EE customers, via third party Future Cities Catapult (FCC), were retrospectively located in the park from August 2014 to August 2015, with users’ aggregated age and gender also available.
The data from FCC, a government-funded initiative focusing on urban renewal, was used by park officials to analyse visitors – of which there 12.4 million in 2014 – to the site in the hope of improving and streamlining the park’s facilities.
Successive government cuts have brutally reduced Royal Parks’ funding: down from 80 per cent of their total revenue a decade ago to just 35 per cent last year, the Guardian reported.
Despite this, and the increased footfall, parks have compensated with new cafes, shops and galleries – as well as initiatives such as the collaboration with FCC.

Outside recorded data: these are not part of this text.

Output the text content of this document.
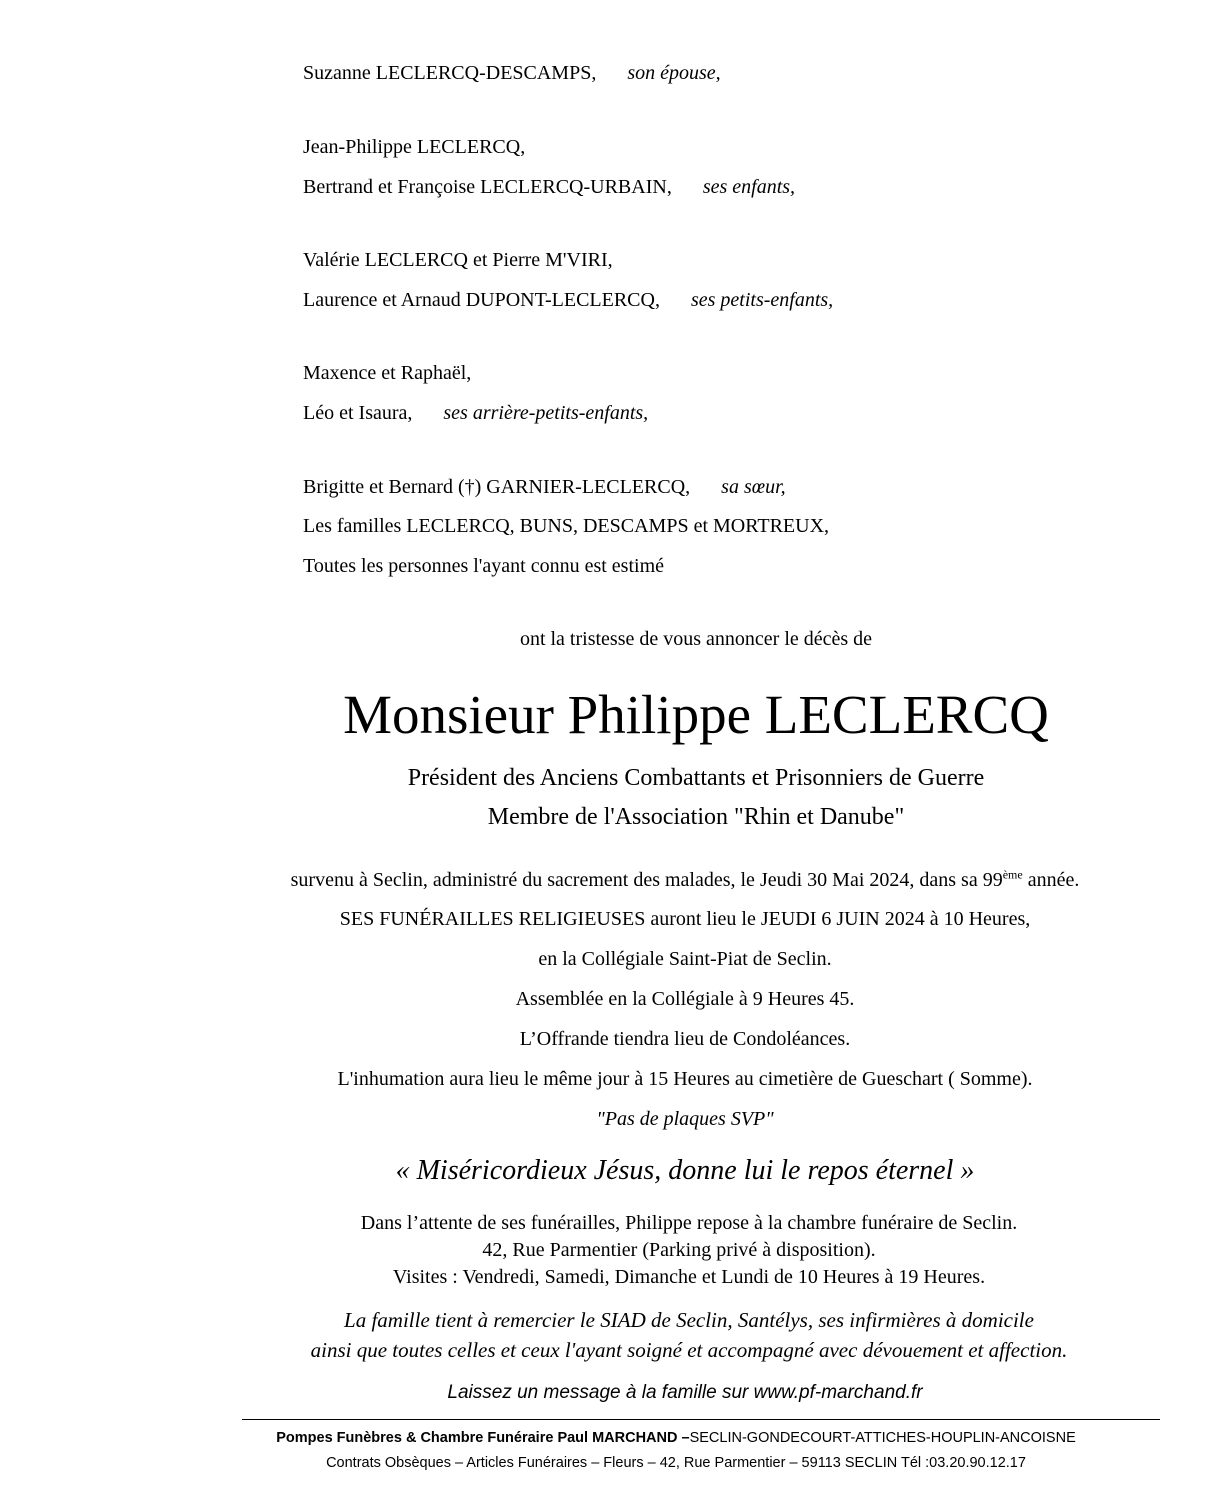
Suzanne LECLERCQ-DESCAMPS, son épouse,
Jean-Philippe LECLERCQ,
Bertrand et Françoise LECLERCQ-URBAIN, ses enfants,
Valérie LECLERCQ et Pierre M'VIRI,
Laurence et Arnaud DUPONT-LECLERCQ, ses petits-enfants,
Maxence et Raphaël,
Léo et Isaura, ses arrière-petits-enfants,
Brigitte et Bernard (†) GARNIER-LECLERCQ, sa sœur,
Les familles LECLERCQ, BUNS, DESCAMPS et MORTREUX,
Toutes les personnes l'ayant connu est estimé
ont la tristesse de vous annoncer le décès de
Monsieur Philippe LECLERCQ
Président des Anciens Combattants et Prisonniers de Guerre
Membre de l'Association "Rhin et Danube"
survenu à Seclin, administré du sacrement des malades, le Jeudi 30 Mai 2024, dans sa 99ème année.
SES FUNÉRAILLES RELIGIEUSES auront lieu le JEUDI 6 JUIN 2024 à 10 Heures,
en la Collégiale Saint-Piat de Seclin.
Assemblée en la Collégiale à 9 Heures 45.
L’Offrande tiendra lieu de Condoléances.
L'inhumation aura lieu le même jour à 15 Heures au cimetière de Gueschart ( Somme).
"Pas de plaques SVP"
« Miséricordieux Jésus, donne lui le repos éternel »
Dans l’attente de ses funérailles, Philippe repose à la chambre funéraire de Seclin.
42, Rue Parmentier (Parking privé à disposition).
Visites : Vendredi, Samedi, Dimanche et Lundi de 10 Heures à 19 Heures.
La famille tient à remercier le SIAD de Seclin, Santélys, ses infirmières à domicile
ainsi que toutes celles et ceux l'ayant soigné et accompagné avec dévouement et affection.
Laissez un message à la famille sur www.pf-marchand.fr
Pompes Funèbres & Chambre Funéraire Paul MARCHAND –SECLIN-GONDECOURT-ATTICHES-HOUPLIN-ANCOISNE
Contrats Obsèques – Articles Funéraires – Fleurs – 42, Rue Parmentier – 59113 SECLIN Tél :03.20.90.12.17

Only EE customers’ data was used in the project (as per the network’s privacy policy) and was taken after a four-week lag – but some have urged caution over the use of such data.

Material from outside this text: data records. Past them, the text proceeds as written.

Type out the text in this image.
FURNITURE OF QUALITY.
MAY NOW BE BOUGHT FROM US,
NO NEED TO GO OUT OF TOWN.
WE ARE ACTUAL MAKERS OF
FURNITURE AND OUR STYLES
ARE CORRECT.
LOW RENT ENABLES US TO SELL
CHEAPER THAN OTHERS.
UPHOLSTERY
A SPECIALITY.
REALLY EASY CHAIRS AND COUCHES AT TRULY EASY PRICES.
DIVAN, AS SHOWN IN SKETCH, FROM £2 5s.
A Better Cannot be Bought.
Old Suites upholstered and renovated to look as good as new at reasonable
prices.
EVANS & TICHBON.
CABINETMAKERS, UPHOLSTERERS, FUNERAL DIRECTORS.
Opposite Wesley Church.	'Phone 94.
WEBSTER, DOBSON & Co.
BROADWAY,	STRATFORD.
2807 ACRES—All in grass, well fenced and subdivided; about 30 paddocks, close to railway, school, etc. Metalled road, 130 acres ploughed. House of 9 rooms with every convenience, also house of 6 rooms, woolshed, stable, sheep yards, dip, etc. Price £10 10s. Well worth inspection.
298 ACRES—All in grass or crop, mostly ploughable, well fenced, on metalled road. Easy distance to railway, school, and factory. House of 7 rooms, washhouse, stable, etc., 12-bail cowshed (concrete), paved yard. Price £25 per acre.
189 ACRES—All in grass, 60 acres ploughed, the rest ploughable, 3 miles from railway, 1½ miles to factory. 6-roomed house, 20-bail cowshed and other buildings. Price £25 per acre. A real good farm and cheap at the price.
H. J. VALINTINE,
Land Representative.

Usman Haque, co-founder of Thingful, a search engine for the Internet of Things, said public spaces carry with them a “notion of being anonymous”.
“When you don’t have the option of defining that anonymity for yourself, I would argue your rights have been taken away,” he told the Guardian.
But an EE spokesperson said the use of big data was a “highly effective” way of improving public services but emphasised they provided such data without “ever intruding on the privacy of individuals.”
A Royal Parks spokesperson added there were no “plans to track real-time data of visitors through mobile phone data.”